The National Security Agency is developing an encrypted search technology to prevent third parties from spying on the agency’s queries made via third-party servers. Oh, the irony!
Privacy has become one of the biggest concerns in the recent months, with the ubiquity of mobile devices (which can all be used to spy on users), plus the disclosures of whistleblower Edward Snowden regarding the National Security Agency’s activities that target both US citizens and foreign individuals. With these disclosures have come the clamor for government to ensure that the privacy of innocent people is kept intact.
Eavesdropping and espionage do have their place in the world. The ideal is for authorities to use intelligence to spot potential trouble ahead of time. This can even prevent any untoward incidents in which innocent lives might be lost or adversely affected. But the concern here is how to find a balance between freedom and security. With our dependence on online services like communication and social networking applications, these service providers have grown to become Big Brother-esque.

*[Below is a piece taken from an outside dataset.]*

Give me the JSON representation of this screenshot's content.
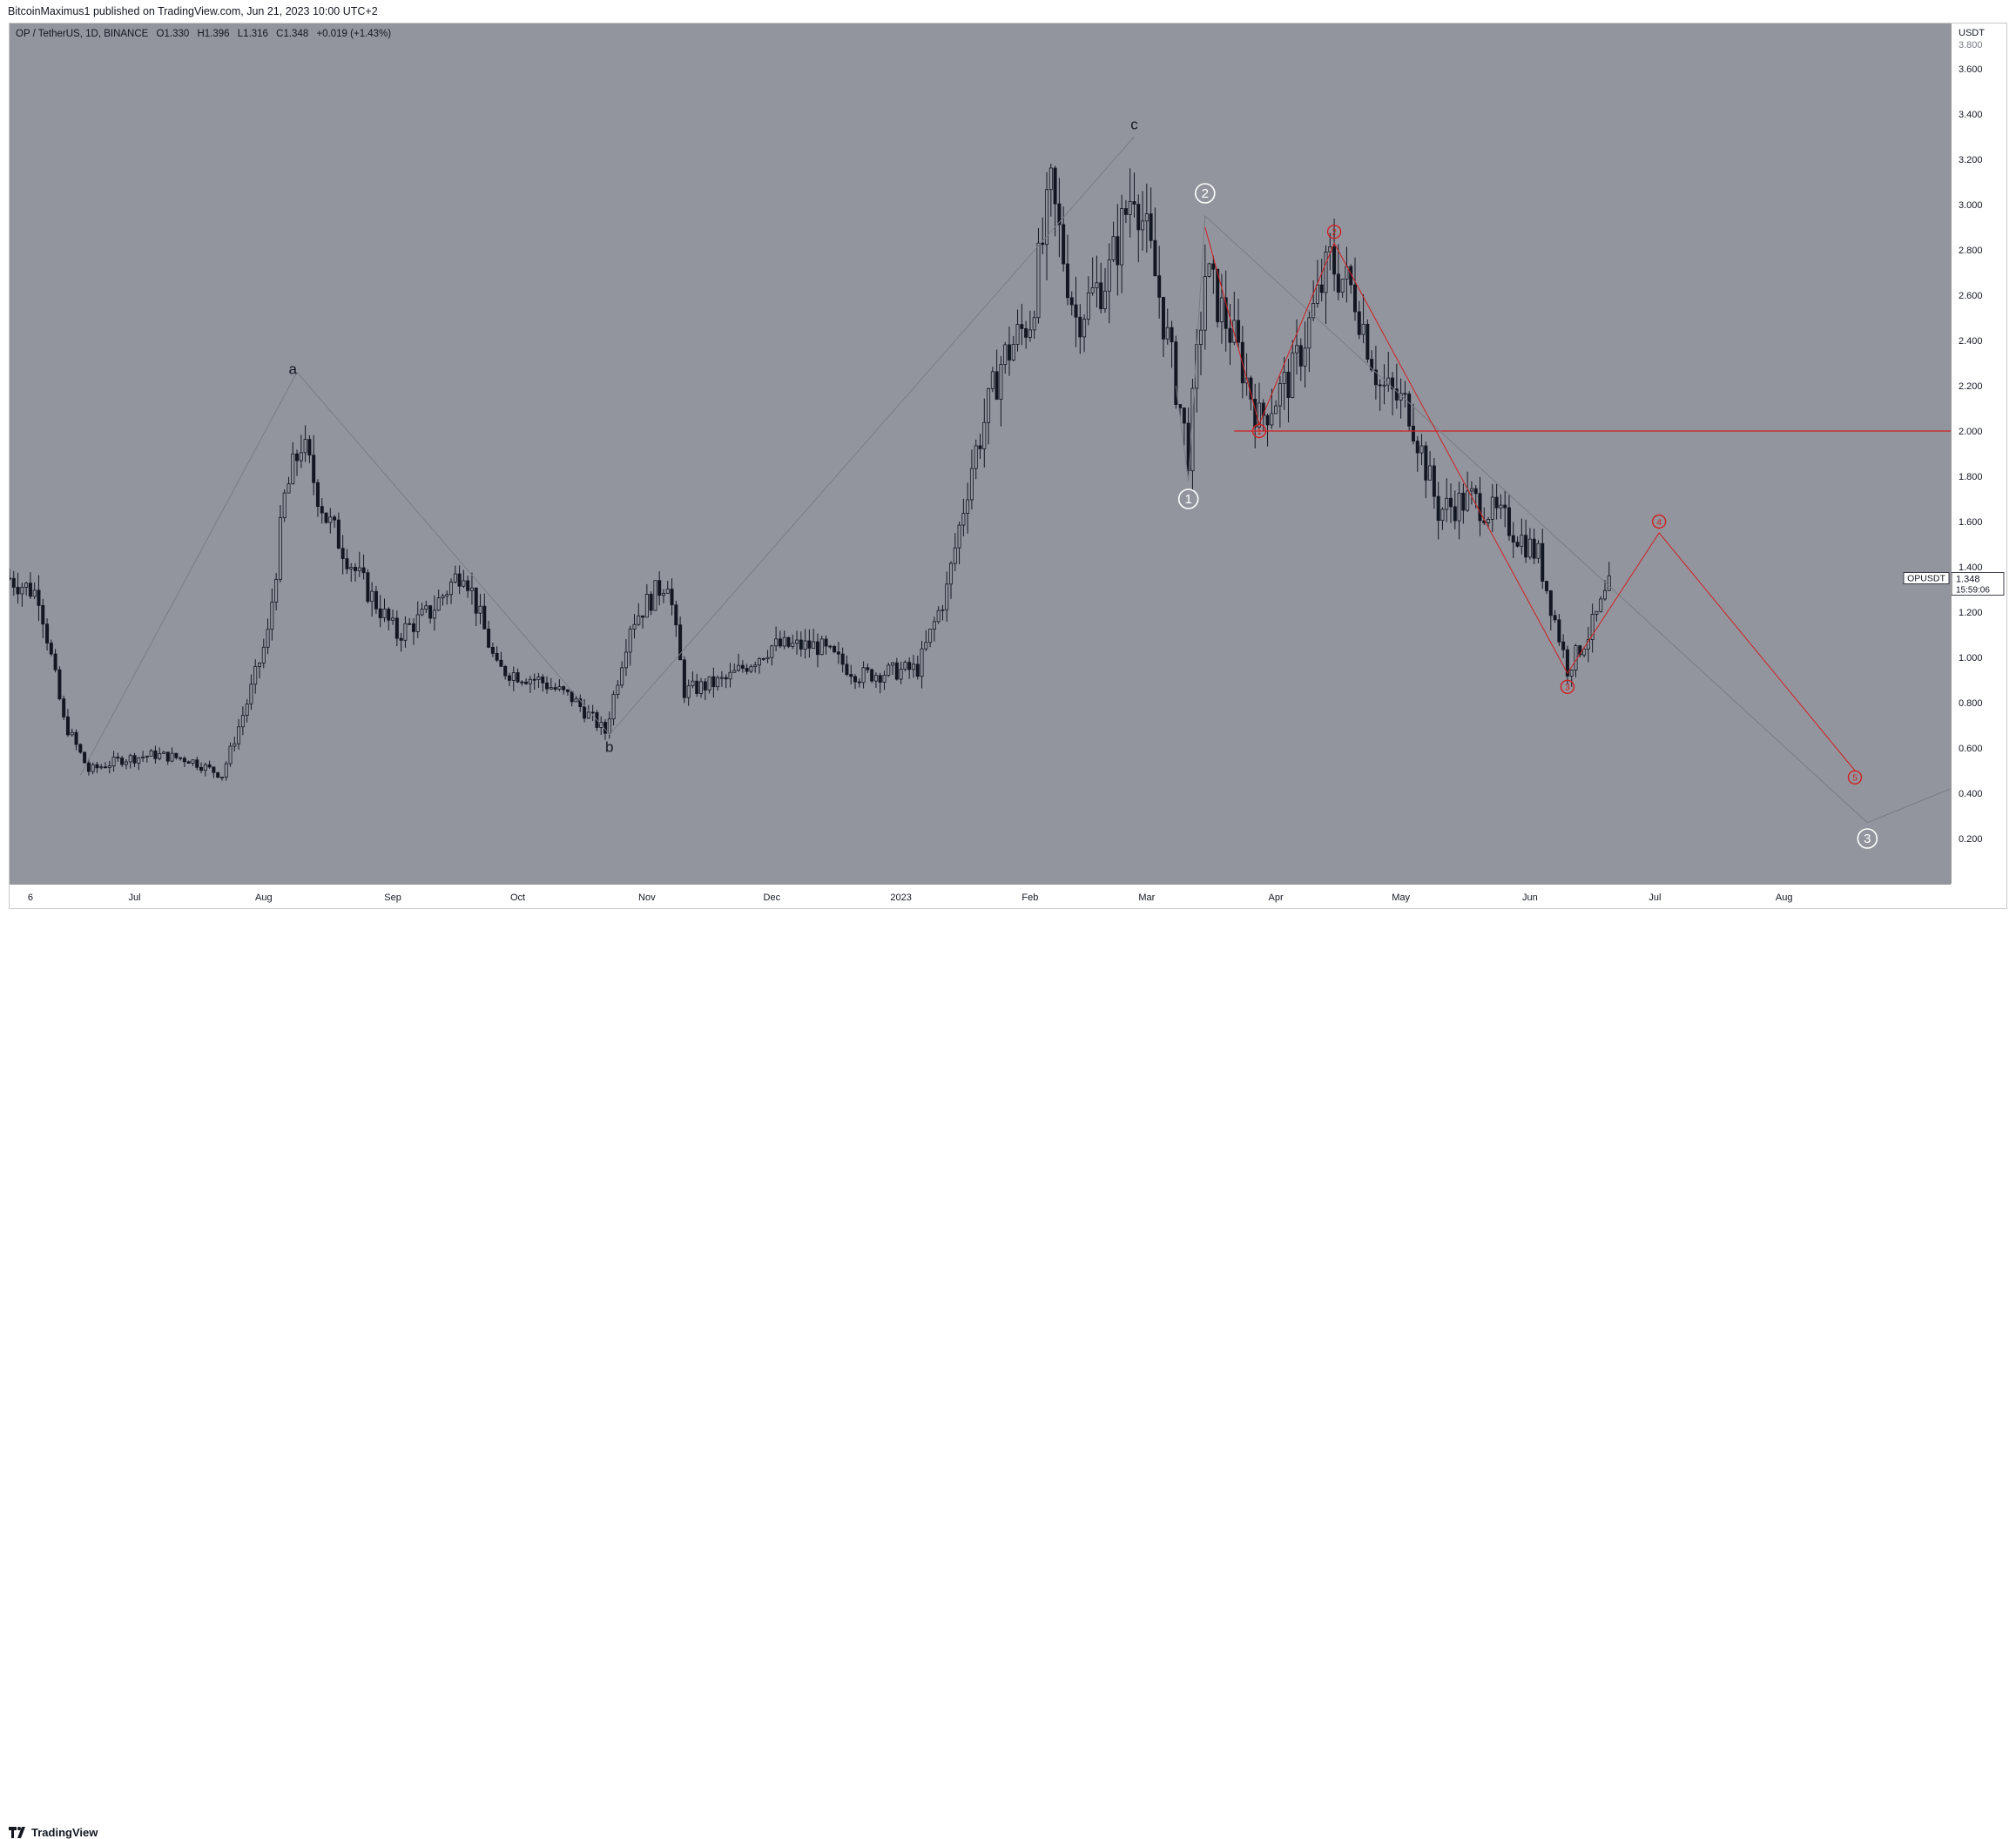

The NSA — along with spy agencies like the British GCHQ — has become the target of criticism of late, with exposés left and right about how these government agencies are taking advantage of mobile networks, mobile applications and even device assets like the microphone and camera, in executing their espionage work. There is also concern that government agents’ activities might be vulnerable to eavesdropping or leakages, too.

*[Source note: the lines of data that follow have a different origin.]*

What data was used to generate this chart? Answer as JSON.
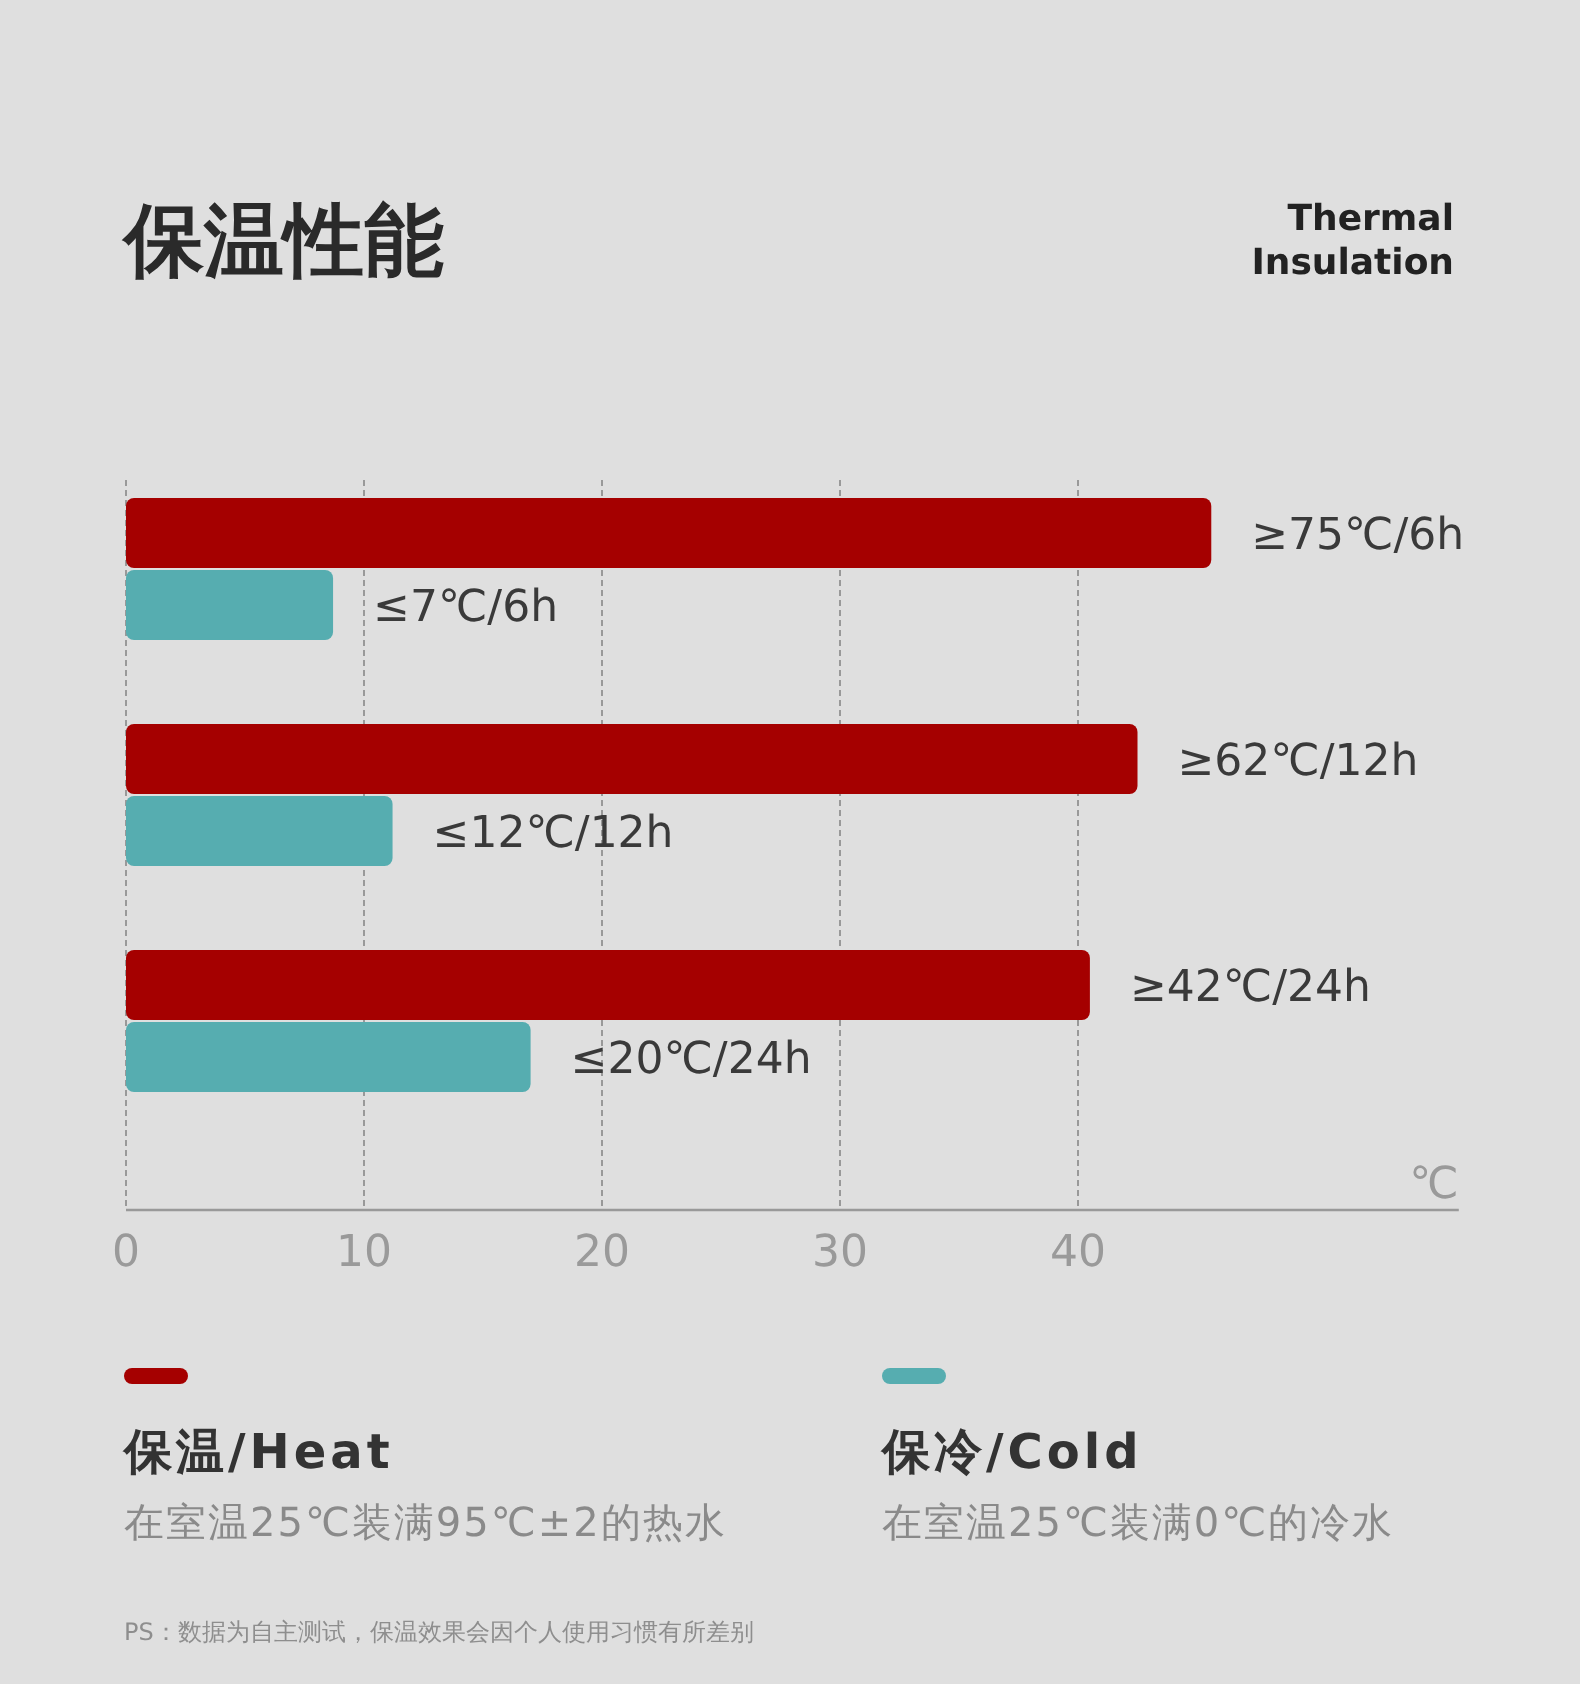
{
  "chart_data": {
    "type": "bar",
    "orientation": "horizontal",
    "title": "保温性能",
    "subtitle": "Thermal Insulation",
    "xlabel": "℃",
    "categories": [
      null,
      null,
      null
    ],
    "series": [
      {
        "name": "保温/Heat",
        "color": "#a50000",
        "values": [
          45.6,
          42.5,
          40.5
        ],
        "value_labels": [
          "≥75℃/6h",
          "≥62℃/12h",
          "≥42℃/24h"
        ]
      },
      {
        "name": "保冷/Cold",
        "color": "#56adb0",
        "values": [
          8.7,
          11.2,
          17.0
        ],
        "value_labels": [
          "≤7℃/6h",
          "≤12℃/12h",
          "≤20℃/24h"
        ]
      }
    ],
    "xlim": [
      0,
      56
    ],
    "xticks": [
      0,
      10,
      20,
      30,
      40
    ],
    "grid": "x",
    "legend": "bottom",
    "tick_labels": "x",
    "annotations": [
      "在室温25℃装满95℃±2的热水",
      "在室温25℃装满0℃的冷水",
      "PS：数据为自主测试，保温效果会因个人使用习惯有所差别"
    ]
  }
}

To address this, government has funded research into how spy agencies can, themselves, avoid being spied upon. The Office of the Director of National Intelligence has employed at least five research teams to develop a system that can enable a third-party to store records that are accessible to government on demand, but will evade discovery and access by third parties, even by the owners of the data centers themselves.
One such project is the Security and Privacy Assurance Research project. While the project does not specifically cite NSA use, the DNI has confirmed that the research is relevant to the agency’s phone records program.

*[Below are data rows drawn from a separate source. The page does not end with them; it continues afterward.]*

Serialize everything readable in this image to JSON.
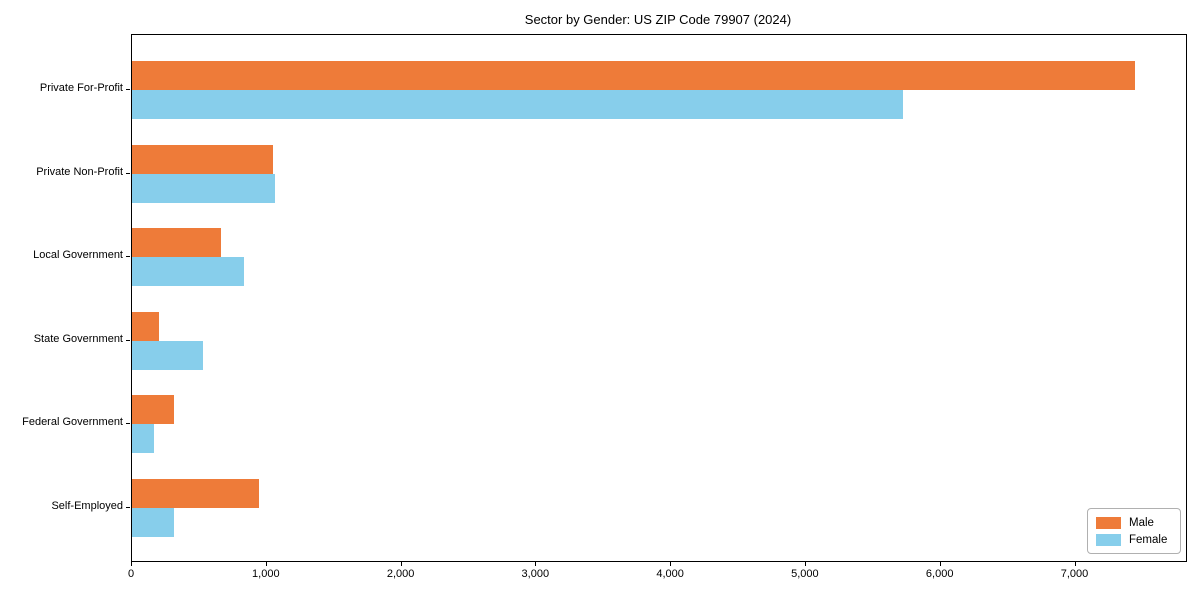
{
  "chart_data": {
    "type": "bar",
    "orientation": "horizontal",
    "title": "Sector by Gender: US ZIP Code 79907 (2024)",
    "categories": [
      "Private For-Profit",
      "Private Non-Profit",
      "Local Government",
      "State Government",
      "Federal Government",
      "Self-Employed"
    ],
    "series": [
      {
        "name": "Male",
        "color": "#EE7B39",
        "values": [
          7440,
          1045,
          660,
          200,
          310,
          940
        ]
      },
      {
        "name": "Female",
        "color": "#87CEEB",
        "values": [
          5720,
          1060,
          830,
          525,
          165,
          310
        ]
      }
    ],
    "xlabel": "",
    "ylabel": "",
    "xlim": [
      0,
      7820
    ],
    "x_ticks": [
      0,
      1000,
      2000,
      3000,
      4000,
      5000,
      6000,
      7000
    ],
    "x_tick_labels": [
      "0",
      "1,000",
      "2,000",
      "3,000",
      "4,000",
      "5,000",
      "6,000",
      "7,000"
    ],
    "grid": false,
    "legend": {
      "position": "lower right",
      "entries": [
        "Male",
        "Female"
      ]
    }
  }
}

Such records can include communication records, content and other information that the NSA can use in keeping track of target individuals. At present, such data is stored on the agency’s datacenters. In government’s aim to resolve legal and privacy concerns, President Obama has ordered the agency to offload storage of this data onto third-party datacenters. Information can then be accessed through encrypted searches.
Other parallel projects are being undertaken at other university-based teams: one from UC Irvine, a team from University of Wisconsin-Madison and the University of Texas at Austin, another team from MIT, Yale and Rensselaer Polytechnic Institute, and LA-based firm Stealth Software Technologies.
Some officials are concerned that storing data offsite might make it vulnerable to attacks. Meanwhile, an encrypted search would require more resources than an un-encrypted one. However, this would make it possible for government to simply let telephone companies hold the call, messaging and IP-based data within their own datacenters. Intelligence agenies can then conduct its own searches, without the telcos knowing which records are being searched.
In short, the NSA wants a way to avoid having to store data in its own turf, but wants technology that can sift through data stored elsewhere without being snooped upon. Still, there is no assurance that the concerned agencies will be able to access only the records that they intend to access, and that there will be adequate oversight on the actual use of data.